- Type: ear tubes
- Inception: 2020
- Manufacturer: Preceptis Medical
- Website: hummingbirdeartubes.com

= Hummingbird Ear Tubes =

Medical device business

The Hummingbird Tympanostomy Tube System, commonly referred to as Hummingbird Ear Tubes, is the flagship product of medical device manufacturer Preceptis Medical, based in Plymouth, Minnesota. Hummingbird Ear Tubes are noted for being one of the only ear tubes that can be inserted without general anesthesia.

== History ==

Preceptis Medical was founded in 2011 by Steve Anderson and Dr.
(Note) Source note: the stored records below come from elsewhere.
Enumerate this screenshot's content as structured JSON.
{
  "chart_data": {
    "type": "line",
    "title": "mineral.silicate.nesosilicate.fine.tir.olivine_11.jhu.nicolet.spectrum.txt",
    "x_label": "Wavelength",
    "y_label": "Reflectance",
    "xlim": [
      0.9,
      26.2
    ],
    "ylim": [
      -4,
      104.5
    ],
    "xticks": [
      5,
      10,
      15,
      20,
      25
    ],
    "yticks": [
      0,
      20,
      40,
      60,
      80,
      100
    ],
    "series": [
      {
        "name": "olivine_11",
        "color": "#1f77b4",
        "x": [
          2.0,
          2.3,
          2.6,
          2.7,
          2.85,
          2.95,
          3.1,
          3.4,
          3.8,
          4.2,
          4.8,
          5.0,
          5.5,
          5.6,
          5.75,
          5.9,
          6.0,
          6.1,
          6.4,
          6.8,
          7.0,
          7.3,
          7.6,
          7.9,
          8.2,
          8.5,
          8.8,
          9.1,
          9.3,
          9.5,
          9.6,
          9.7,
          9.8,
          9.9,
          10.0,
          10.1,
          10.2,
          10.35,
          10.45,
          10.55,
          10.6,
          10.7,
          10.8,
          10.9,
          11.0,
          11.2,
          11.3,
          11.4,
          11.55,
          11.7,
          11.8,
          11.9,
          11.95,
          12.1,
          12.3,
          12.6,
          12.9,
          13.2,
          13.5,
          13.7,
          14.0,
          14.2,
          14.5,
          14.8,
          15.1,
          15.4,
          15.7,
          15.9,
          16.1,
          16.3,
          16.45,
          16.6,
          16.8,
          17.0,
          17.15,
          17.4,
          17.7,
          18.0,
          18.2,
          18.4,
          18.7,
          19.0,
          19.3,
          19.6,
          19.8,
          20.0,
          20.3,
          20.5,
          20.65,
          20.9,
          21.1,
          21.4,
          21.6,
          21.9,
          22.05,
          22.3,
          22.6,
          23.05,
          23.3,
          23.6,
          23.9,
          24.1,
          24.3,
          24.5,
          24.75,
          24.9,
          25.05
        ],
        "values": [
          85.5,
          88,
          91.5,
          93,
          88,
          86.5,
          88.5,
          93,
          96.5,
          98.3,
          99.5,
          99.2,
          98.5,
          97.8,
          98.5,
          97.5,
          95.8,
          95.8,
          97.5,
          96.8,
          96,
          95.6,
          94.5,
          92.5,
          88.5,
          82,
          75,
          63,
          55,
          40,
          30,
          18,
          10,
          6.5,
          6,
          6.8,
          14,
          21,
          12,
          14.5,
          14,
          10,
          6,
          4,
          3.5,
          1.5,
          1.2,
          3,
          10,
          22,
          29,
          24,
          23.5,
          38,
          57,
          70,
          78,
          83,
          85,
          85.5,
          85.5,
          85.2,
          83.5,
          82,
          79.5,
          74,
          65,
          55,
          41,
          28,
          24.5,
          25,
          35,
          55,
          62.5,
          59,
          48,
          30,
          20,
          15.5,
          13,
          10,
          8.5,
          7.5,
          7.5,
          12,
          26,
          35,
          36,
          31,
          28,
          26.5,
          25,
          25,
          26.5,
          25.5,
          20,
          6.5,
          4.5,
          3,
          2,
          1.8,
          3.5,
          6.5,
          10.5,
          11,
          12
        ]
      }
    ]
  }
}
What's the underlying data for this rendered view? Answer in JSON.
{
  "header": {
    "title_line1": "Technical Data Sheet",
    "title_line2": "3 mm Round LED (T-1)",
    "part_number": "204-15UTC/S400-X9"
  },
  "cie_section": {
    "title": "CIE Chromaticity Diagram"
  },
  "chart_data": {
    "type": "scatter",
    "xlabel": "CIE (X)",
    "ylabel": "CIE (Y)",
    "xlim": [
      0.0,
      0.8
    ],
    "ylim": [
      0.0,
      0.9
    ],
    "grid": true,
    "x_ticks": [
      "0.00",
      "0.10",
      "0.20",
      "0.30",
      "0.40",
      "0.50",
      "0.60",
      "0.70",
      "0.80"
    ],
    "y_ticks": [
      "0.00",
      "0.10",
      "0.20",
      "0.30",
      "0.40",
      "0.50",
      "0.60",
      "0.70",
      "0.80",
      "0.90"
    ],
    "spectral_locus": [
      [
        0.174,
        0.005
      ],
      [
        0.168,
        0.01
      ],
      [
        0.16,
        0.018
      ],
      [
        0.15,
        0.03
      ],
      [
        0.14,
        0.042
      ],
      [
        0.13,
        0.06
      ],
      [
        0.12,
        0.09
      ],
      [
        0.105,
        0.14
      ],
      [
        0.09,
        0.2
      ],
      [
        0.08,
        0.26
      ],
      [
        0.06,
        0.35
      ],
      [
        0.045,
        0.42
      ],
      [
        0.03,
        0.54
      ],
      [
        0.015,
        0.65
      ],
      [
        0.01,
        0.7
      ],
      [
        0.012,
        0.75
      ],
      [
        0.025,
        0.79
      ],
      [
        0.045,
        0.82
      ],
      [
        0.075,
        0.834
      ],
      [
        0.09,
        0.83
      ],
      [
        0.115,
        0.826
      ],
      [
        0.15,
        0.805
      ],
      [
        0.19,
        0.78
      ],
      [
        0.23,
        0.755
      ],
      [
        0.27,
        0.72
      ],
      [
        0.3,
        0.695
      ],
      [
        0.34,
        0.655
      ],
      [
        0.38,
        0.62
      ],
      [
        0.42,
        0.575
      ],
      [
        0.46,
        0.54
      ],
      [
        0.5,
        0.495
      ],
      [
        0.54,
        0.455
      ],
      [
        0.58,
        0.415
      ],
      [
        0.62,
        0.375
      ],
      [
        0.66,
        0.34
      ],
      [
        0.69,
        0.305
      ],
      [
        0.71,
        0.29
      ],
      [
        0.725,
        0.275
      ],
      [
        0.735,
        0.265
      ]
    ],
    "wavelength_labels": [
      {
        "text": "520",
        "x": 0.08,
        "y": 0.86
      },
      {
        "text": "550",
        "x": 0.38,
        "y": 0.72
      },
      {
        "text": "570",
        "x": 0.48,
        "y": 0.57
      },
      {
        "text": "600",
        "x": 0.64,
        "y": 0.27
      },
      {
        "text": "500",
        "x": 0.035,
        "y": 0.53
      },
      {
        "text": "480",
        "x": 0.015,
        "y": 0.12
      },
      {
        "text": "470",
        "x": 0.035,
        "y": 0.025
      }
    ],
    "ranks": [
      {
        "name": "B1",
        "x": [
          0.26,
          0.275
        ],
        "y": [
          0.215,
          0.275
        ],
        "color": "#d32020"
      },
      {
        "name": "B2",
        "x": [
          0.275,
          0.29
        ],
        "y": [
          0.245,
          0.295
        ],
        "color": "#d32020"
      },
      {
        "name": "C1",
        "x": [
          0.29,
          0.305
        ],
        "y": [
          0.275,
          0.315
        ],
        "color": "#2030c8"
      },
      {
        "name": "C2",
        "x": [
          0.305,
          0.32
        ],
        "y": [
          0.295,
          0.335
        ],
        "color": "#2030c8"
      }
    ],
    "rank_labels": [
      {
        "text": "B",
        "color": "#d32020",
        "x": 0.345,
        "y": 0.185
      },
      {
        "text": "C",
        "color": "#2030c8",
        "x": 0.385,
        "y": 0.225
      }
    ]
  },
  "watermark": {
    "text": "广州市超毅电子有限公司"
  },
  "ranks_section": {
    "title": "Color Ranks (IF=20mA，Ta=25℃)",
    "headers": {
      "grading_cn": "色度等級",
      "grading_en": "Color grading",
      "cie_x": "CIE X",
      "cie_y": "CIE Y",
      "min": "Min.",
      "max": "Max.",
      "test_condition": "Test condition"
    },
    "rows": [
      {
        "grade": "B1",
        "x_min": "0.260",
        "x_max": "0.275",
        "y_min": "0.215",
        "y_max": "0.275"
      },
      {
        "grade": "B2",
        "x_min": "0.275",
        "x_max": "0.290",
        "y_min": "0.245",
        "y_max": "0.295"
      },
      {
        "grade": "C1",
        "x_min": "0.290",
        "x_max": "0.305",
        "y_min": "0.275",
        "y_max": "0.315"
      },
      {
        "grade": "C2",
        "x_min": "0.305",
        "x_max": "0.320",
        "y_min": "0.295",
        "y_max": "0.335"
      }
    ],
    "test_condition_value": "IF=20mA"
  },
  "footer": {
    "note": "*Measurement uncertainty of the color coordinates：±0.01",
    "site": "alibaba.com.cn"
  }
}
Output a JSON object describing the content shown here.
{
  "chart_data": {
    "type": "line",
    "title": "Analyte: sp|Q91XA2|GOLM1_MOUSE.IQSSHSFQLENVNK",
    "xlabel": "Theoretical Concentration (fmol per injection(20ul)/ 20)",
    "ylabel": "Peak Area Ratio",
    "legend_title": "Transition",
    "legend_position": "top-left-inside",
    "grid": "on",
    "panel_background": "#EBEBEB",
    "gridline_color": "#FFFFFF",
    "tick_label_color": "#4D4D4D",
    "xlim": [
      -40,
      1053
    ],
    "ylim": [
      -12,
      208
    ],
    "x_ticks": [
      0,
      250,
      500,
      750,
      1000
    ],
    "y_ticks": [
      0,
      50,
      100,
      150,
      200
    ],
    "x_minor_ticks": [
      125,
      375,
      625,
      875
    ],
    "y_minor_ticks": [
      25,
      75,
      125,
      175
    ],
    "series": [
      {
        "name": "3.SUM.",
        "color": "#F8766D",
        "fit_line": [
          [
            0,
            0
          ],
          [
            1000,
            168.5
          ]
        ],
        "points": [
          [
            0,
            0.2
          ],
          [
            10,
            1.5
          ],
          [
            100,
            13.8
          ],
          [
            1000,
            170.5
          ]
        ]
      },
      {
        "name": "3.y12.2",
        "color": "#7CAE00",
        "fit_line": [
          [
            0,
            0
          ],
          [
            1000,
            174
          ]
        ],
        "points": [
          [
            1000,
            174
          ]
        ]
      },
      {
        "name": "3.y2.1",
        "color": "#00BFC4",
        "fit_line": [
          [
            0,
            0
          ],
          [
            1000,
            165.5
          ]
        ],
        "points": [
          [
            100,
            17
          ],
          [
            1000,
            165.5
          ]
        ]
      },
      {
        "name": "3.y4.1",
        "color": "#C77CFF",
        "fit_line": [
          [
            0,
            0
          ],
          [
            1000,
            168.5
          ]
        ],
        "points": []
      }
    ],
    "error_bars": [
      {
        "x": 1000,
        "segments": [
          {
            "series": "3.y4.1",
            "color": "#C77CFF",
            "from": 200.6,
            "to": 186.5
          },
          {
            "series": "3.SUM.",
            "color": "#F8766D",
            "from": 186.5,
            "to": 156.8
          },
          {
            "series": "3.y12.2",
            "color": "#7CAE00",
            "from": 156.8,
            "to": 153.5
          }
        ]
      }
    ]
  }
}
Michael Loushin as a startup focused on pediatric otolaryngology.

In 2013, Preceptis Medical won the grand prize at The Minnesota Cup, a competition that awards innovative business ideas.
=== FDA and HCPCS clearance ===

In 2020, Preceptis Medical was granted FDA clearance for children 6 to 24 months of age, allowing for the Hummingbird Ear Tube device to placed without general anesthesia.

In 2021, a clinical study "affirmed an in‐office alternative for clinicians and parents who have concerns with the risk, inconvenience and cost of surgery in an operating room under general anesthesia."

In 2022, the FDA cleared it to be used in all children 6 months old and older.

In 2024, the Centers for Medicare & Medicaid Services assigned a Healthcare Common Procedure Coding System (HCPCS) code to the Hummingbird TTS procedure. This coding supports the adoption of the Hummingbird system by providing clear reimbursement pathways for ENT specialists.

==Funding & Leadership==

Preceptis raised $1.2 million from Minneapolis investing group Gopher Angels in 2014 and $3 million in financing in 2016. It raised $3.6 million during a Series B that concluded in March of 2020.

The company has raised approximately $19M+ in funding, primarily from a Boulder, Colorado-based venture capital firm called Partisan Management Group.

In 2025, Preceptis Medical hired Dave Carey as CEO.

== Lack of general anesthesia ==

The Hummingbird is notable for the lack of general anesthesia, instead only requiring the eardrum to be numbed.

Hummingbird Ear Tubes are a manual, in-office ear tube placement that is a safe, cost-effective, and highly reliable alternative to operating room procedures for infants under 20 months. By eliminating the need for general anesthesia and fasting, this method significantly shortens the time between evaluation and treatment while maintaining high caregiver satisfaction. It also avoids the adverse reactions of general anesthesia including nausea, dyspnea and arrhythmia.